Cet exercice de «l’assainissement de la pensée» est certainement l’objectif et l’idéal que se fixe la psychanalyse depuis Freud. C’est en tout cas ce que nous dit la théorie freudienne qui vise à libérer l’individu des interdits et des tabous que toute civilisation impose. Chasser la peur, l’angoisse afin de se retrouver et de disposer de soi-même. Vaste programme en effet qui met l’homme face à son destin, c’est-à-dire à ce territoire sauvage et indicible nommé «l’inconscient». Et pour finir en beauté, c’est par les beaux arts et la littérature que le livre est conclu. Un hommage est rendu aux écrivains marocains. Quel a été leur apport à la psychanalyse au Maroc ? «Leur rôle est capital. Avant l’arrivée des psychanalystes marocains, les écrivains, sociologues, anthropologues, linguistes et historiens ont impulsé un renversement des valeurs traditionnelles et introduit un renouveau dans le champ des sciences sociales». Enfin, et pour épiloguer sur une note d’espoir, Jalil Bennani, faisant allusion aux révoltes récentes dans le monde arabe et opposant le désir aux idéologies,  écrit qu’en effet «c’est le désir qui a bravé des interdits, forgé de nouvelles identités, refusé une fatalité, brisé des tabous, proposé des projections sur l’avenir (…) S’ouvre alors un autre champ : celui de la parole, à nouveau». L’actualité étant ce qu’elle est, on voudrait bien partager ces accents d’espérance car, en effet, un autre champ de la parole est ouvert.
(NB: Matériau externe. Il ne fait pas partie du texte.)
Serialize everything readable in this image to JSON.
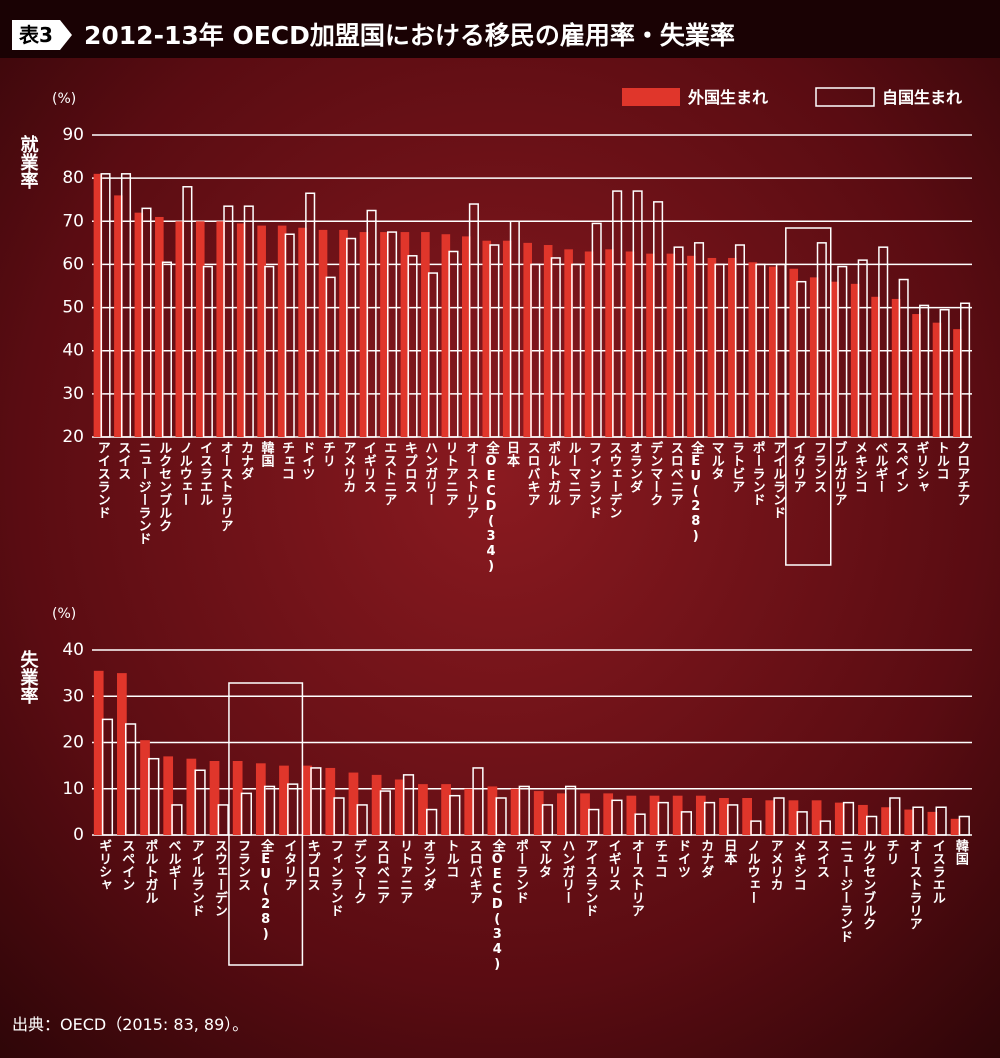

Sur quoi débouchera-t-il ? La raison finira-t-elle par triompher ? Nul ne le sait. L’éminente critique et traductrice de Kafka, Marthe Robert, disparue en 1996, qui est l’auteur d’un ouvrage de référence, La Révolution psychanalytique (Payot 1989), a écrit ceci à propos de la raison : «Gagnée sur les préjugés, les superstitions, les surveillances archaïques, bref sur tout ce qui relève de l’archéologie de la psyché, cette raison-là est bien loin d’être triomphante mais elle a cette particularité paradoxale qu’elle a le pouvoir d’étendre son empire dès qu’elle se sait vraiment faible et bornée. Freud, qui l’appelait “notre dieu Logos”, espérait bien que la psychanalyse l’aiderait sinon à assurer son règne -il n’était pas naïf- du moins à la fortifier contre les tentations de l’irrationnel».